Les conflits familiaux et spécialement les conflits parentaux sont souvent vécus comme un drame mais le drame s’amplifie lorsqu’il prend une dimension internationale. Lorsque l’enfant est séparé de l’un de ses parents par l’autre, il risque de perdre tout contact avec une branche de sa famille, comme pris en otage dans le cadre d’une rivalité dont les raisons lui échappent. Et c’est précisément l’intérêt de l’enfant qui est au cœur du droit international privé destiné à lutter contre les enlèvements illicites d’enfants. En droit international privé commun, certains dispositifs mis en place sont préventifs. Ainsi, la loi n° 2010-769 du 9 juillet 2010 relative aux violences faites spécifiquement aux femmes, aux violences au sein du couple et aux incidences de ces dernières sur les enfants a reconduit, en le rénovant, le système antérieur d’interdiction de sortie du territoire de l’enfant. Conformément à l’article 373-2-6 du Code civil, le juge délégué aux affaires familiales peut ordonner l’interdiction de sortie du territoire sans l’autorisation des deux parents1. Mais cela suppose que l’enfant ait sa résidence habituelle en France. Dans la plupart des hypothèses il faut recourir à des mécanismes curatifs plus ou moins efficaces car dépendant de la bonne volonté des autorités diplomatiques.

Parallèlement, plusieurs textes conventionnels bilatéraux ou multilatéraux traitent exclusivement ou non des déplacements illicites d’enfants. L’instrument majeur est la convention de La Haye du 25 octobre 1980 sur les aspects civils de l’enlèvement international d’enfants qui a été ratifié par plus de 90 États, dont la France et le Maroc pour l’affaire qui nous intéresse à présent.

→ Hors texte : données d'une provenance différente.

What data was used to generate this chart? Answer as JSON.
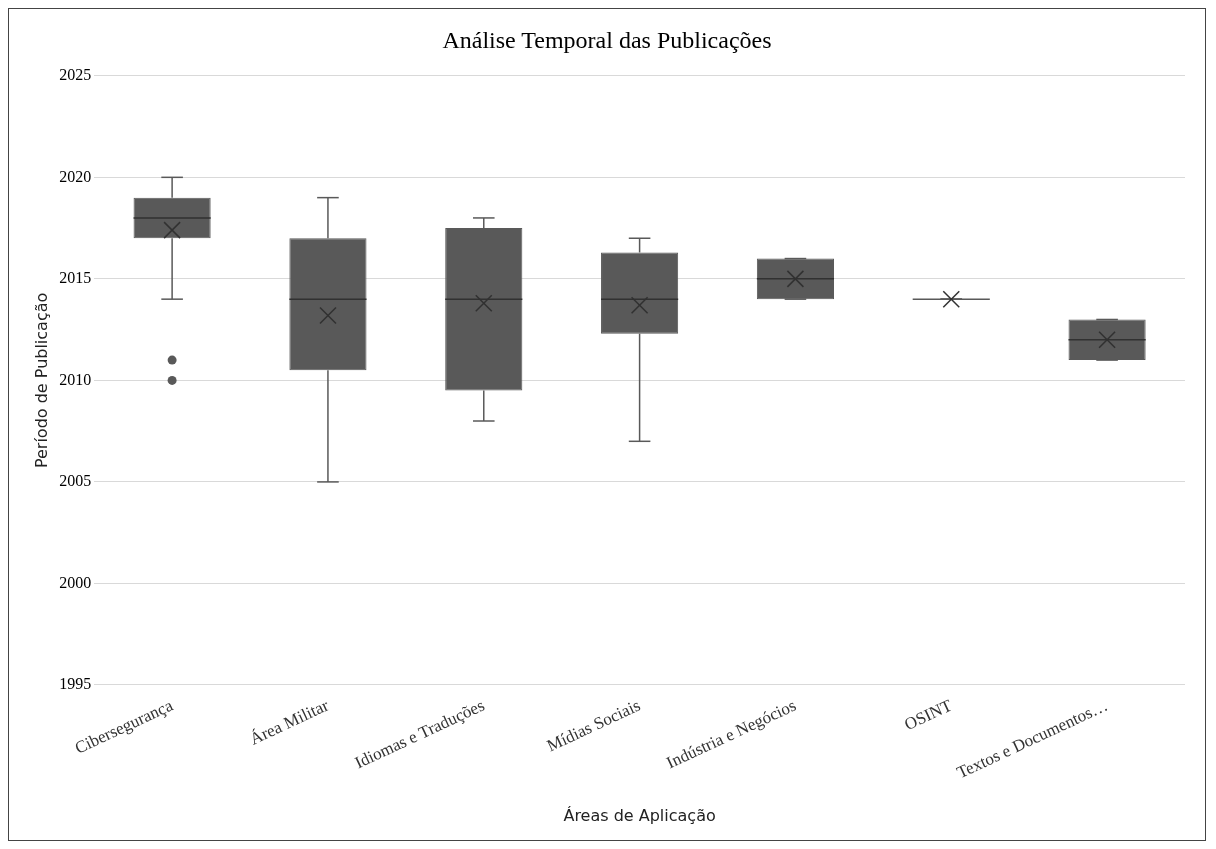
{
  "chart_data": {
    "type": "box",
    "title": "Análise Temporal das Publicações",
    "xlabel": "Áreas de Aplicação",
    "ylabel": "Período de Publicação",
    "categories": [
      "Cibersegurança",
      "Área Militar",
      "Idiomas e Traduções",
      "Mídias Sociais",
      "Indústria e Negócios",
      "OSINT",
      "Textos e Documentos…"
    ],
    "boxes": [
      {
        "low": 2014,
        "q1": 2017,
        "median": 2018,
        "q3": 2019,
        "high": 2020,
        "mean": 2017.4,
        "outliers": [
          2011,
          2010
        ]
      },
      {
        "low": 2005,
        "q1": 2010.5,
        "median": 2014,
        "q3": 2017,
        "high": 2019,
        "mean": 2013.2
      },
      {
        "low": 2008,
        "q1": 2009.5,
        "median": 2014,
        "q3": 2017.5,
        "high": 2018,
        "mean": 2013.8
      },
      {
        "low": 2007,
        "q1": 2012.3,
        "median": 2014,
        "q3": 2016.3,
        "high": 2017,
        "mean": 2013.7
      },
      {
        "low": 2014,
        "q1": 2014,
        "median": 2015,
        "q3": 2016,
        "high": 2016,
        "mean": 2015
      },
      {
        "low": 2014,
        "q1": 2014,
        "median": 2014,
        "q3": 2014,
        "high": 2014,
        "mean": 2014
      },
      {
        "low": 2011,
        "q1": 2011,
        "median": 2012,
        "q3": 2013,
        "high": 2013,
        "mean": 2012
      }
    ],
    "color": "#595959",
    "ylim": [
      1995,
      2025
    ],
    "yticks": [
      1995,
      2000,
      2005,
      2010,
      2015,
      2020,
      2025
    ],
    "grid": "y"
  }
}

En effet, pour que la convention s’applique, conformément à ses articles 1er et 4, l’enlèvement de l’enfant par un de ses parents doit avoir eu lieu d’un État contractant vers un autre État contractant.

Or, en l’espèce, une femme divorcée au Maroc avait quitté le territoire marocain avec son enfant, et s’était installée en France où elle avait l’intention de maintenir l’enfant.

Lorsque la Convention est applicable, elle affiche l’objectif de « protéger l’enfant (…) contre les effets nuisibles d’un déplacement ou d’un non-retour illicite » dans un contexte international et de mettre en place une procédure à même « de garantir le retour immédiat de l’enfant dans l’État de sa résidence habituelle »2, via une coopération entre autorités centrales spécialement instaurées dans chaque État contractant3.

Évidemment le mécanisme de retour immédiat est subordonné à une question préalable : celle du caractère illicite du déplacement de l’enfant dans un autre État. Cependant, à ce stade, il s’agit de mettre fin au trouble sans aborder le fond du conflit, contrairement à ce qu’avaient fait les juges du fond dans la présente espèce. En effet, pour qualifier d’illicite le déplacement de l’enfant hors du Maroc, et ordonner son retour, la cour d’appel avait jugé que la garde de l’enfant exclusivement accordée à la mère était contraire à l’ordre public international. De fait pour les juges du fond une telle exclusivité viole l’article 5 du protocole additionnel n° 7 à la Convention de sauvegarde des droits de l’Homme et des libertés fondamentales, lequel dispose que les époux « jouissent de l’égalité de droits et de responsabilités de caractère civil entre eux et dans leurs relations avec leur enfant au regard du mariage, durant le mariage et lors de sa dissolution ».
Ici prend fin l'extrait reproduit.